Trade secrets are a form of intellectual property. Common examples of a business's trade secrets are customer lists, sensitive marketing information, non-patented (and non-patentable) inventions, software, formulas and recipes, techniques, processes, and other business information that provides a company with a business edge.
Information is more likely to be considered a trade secret if it is:
Before even considering the Washington-specific regulation around trade secrets, it is important to realize that trade secrets can be partially protected by contract.
Often, employers use non-disclosure agreements (NDAs) to accomplish this goal. NDAs are private contracts between the employer and the employee, in which the employee agrees not to disclose particular information learned during the course of employment after the employment concludes.
Imagine, for example, that you own a software company in Seattle. You could have your coder sign an NDA in which the employee promises that not to disclose any information learned at your company to a competitor company within three months of leaving employment. If you believe that an employee has breached this agreement, you would be able to sue for breach of contract and other associated damages. This threat decreases the likelihood that your employees will leave for a competitor software company and disclose all your trade secrets.
Washington is one of the many states that have adopted the Uniform Trade Secrets Act (UTSA). The UTSA is a uniform law, which has been passed in some form by most states. Washington’s trade secret law can be found at Wash. Rev. Code. Ann. Secs. 19.108.010 et seq.
Washington’s version of the UTSA defines a trade secret as ANY "information, including a formula, pattern, compilation, program, device, method, technique, or process that: (a) Derives independent economic value, actual or potential, from not being generally known to, and not being readily ascertainable by proper means by, other persons who can obtain economic value from its disclosure or use; and (b) Is the subject of efforts that are reasonable under the circumstances to maintain its secrecy."
It refers to the theft of trade secrets as misappropriation. Under Washington law, "misappropriation" refers to the acquisition of a trade secret by someone who knows or has reason to know that the trade secret was acquired by improper means, such as theft, bribery, misrepresentation, breach, or inducement of a breach of duty to maintain secrecy. It also includes the disclosure or use of a trade secret without consent by someone who used improper means to acquire knowledge of the trade secret; for example, an ex-employee who spills company secrets to a rival.
Washington prohibits use of trade secrets by a company that has “has reason to know” that the material constitutes a trade secret. This is known as constructive knowledge (versus actual knowledge). In other words, even if a Washington company was unaware it possessed purloined trade secrets, it could still be prosecuted under Washington law if it should have known.
Under Washington law, a trade secret thief can be prevented from disclosure by court order, known as an injunction. This is true for both actual or threatened misappropriation. The injunction may be terminated when the trade secret has ceased to exist, but the injunction may be continued for an additional reasonable period of time in order to eliminate any commercial advantage that otherwise would be derived from the misappropriation.

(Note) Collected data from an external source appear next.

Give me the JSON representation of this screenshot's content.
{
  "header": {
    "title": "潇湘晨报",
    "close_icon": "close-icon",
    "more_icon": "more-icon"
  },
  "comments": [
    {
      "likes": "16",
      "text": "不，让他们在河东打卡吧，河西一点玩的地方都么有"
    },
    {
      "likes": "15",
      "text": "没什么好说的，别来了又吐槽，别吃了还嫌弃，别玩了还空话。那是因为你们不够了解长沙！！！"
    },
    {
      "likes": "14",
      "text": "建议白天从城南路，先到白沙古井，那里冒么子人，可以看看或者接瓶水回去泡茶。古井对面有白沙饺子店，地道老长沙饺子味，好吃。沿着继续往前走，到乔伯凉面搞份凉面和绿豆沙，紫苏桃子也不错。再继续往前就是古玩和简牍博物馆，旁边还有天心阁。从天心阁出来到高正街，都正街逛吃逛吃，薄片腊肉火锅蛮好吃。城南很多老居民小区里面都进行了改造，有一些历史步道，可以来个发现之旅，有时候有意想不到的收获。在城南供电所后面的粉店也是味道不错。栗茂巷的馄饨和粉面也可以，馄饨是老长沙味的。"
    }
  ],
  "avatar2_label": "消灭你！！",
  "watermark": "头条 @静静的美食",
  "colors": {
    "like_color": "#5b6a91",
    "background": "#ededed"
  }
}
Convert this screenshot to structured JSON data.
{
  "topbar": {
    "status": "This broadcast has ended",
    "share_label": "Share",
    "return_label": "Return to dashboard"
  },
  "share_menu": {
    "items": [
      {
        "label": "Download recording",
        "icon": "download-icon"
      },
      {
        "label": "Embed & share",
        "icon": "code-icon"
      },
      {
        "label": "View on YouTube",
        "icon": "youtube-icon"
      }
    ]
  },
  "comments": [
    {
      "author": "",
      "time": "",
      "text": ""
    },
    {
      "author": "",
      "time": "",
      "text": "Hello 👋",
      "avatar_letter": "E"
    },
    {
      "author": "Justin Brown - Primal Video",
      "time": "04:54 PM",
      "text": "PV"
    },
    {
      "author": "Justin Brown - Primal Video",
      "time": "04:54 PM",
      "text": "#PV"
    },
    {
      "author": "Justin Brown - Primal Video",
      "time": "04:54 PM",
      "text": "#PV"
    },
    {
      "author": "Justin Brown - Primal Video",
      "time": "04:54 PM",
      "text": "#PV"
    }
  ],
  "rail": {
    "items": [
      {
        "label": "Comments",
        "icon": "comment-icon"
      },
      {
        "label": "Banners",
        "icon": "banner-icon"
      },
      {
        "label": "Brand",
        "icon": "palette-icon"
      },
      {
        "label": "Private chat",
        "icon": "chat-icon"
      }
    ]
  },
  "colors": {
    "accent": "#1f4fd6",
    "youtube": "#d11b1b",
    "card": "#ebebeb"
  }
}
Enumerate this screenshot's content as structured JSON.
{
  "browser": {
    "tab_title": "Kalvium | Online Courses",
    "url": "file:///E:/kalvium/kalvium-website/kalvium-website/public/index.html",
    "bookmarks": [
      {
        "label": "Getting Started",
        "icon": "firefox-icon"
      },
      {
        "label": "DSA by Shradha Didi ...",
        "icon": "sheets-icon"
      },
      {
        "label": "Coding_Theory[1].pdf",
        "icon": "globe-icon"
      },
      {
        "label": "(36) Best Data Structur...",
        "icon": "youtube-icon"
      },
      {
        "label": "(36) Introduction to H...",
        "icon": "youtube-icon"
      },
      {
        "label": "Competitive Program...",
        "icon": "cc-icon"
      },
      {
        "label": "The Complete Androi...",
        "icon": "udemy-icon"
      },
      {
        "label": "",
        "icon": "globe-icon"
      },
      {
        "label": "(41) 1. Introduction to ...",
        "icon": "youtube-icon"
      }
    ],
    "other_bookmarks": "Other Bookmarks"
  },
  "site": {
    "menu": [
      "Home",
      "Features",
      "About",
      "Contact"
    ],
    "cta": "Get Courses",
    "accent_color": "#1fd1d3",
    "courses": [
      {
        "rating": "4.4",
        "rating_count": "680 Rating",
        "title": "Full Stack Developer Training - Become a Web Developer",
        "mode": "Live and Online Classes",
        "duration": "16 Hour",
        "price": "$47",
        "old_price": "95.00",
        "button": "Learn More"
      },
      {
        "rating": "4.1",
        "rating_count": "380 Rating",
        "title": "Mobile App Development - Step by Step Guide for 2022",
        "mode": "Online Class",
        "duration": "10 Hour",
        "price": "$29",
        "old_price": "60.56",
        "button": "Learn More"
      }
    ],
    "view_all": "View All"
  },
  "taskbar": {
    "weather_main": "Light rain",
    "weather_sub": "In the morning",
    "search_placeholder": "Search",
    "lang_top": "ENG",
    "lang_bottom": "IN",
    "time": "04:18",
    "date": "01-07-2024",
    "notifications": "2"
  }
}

In exceptional circumstances, an injunction may condition future use upon payment of a reasonable royalty for no longer than the period of time for which use could have been prohibited. Exceptional circumstances can include a theft that's so bad that the court order would be meaningless.
A victim of trade secret theft can also seek financial compensation that measures the actual loss attributed to the theft or the profits (or “unjust enrichment”) acquired by the trade secret thief. In egregious situations, a Washington court can award punitive damages up to twice the amount of any award. Attorney fees will also be awarded in egregious (willful and malicious) situations or if a claim is brought in bad faith.
An action for misappropriation must be brought within three years after the misappropriation is discovered or by the exercise of reasonable diligence should have been discovered. This statute of limitations is strict, meaning that courts are unlikely to give you any leeway. Therefore, if you have a claim for trade secret infringement, be sure to act on it diligently.
In addition to Washington’s rules regarding trade secrets, certain federal rules also apply in Washington. The Economic Espionage Act of 1996 makes the theft of trade secrets a federal crime. The Act prohibits the theft of a trade secret by a person intending or knowing that the offense will injure a trade secret owner.
The Act also makes it a federal crime to receive, buy, or possess trade secret information knowing it to have been stolen. The Act’s definition of “trade secret” is similar to that of the Uniform Trade Secrets Act. The penalties for a violation of this statute include a potential prison term of 15 years and fines up to $5 million, depending on whether the defendant is an individual or a corporation. A private party can still sue for trade secret theft even if the federal government files a criminal case under the Economic Espionage Act.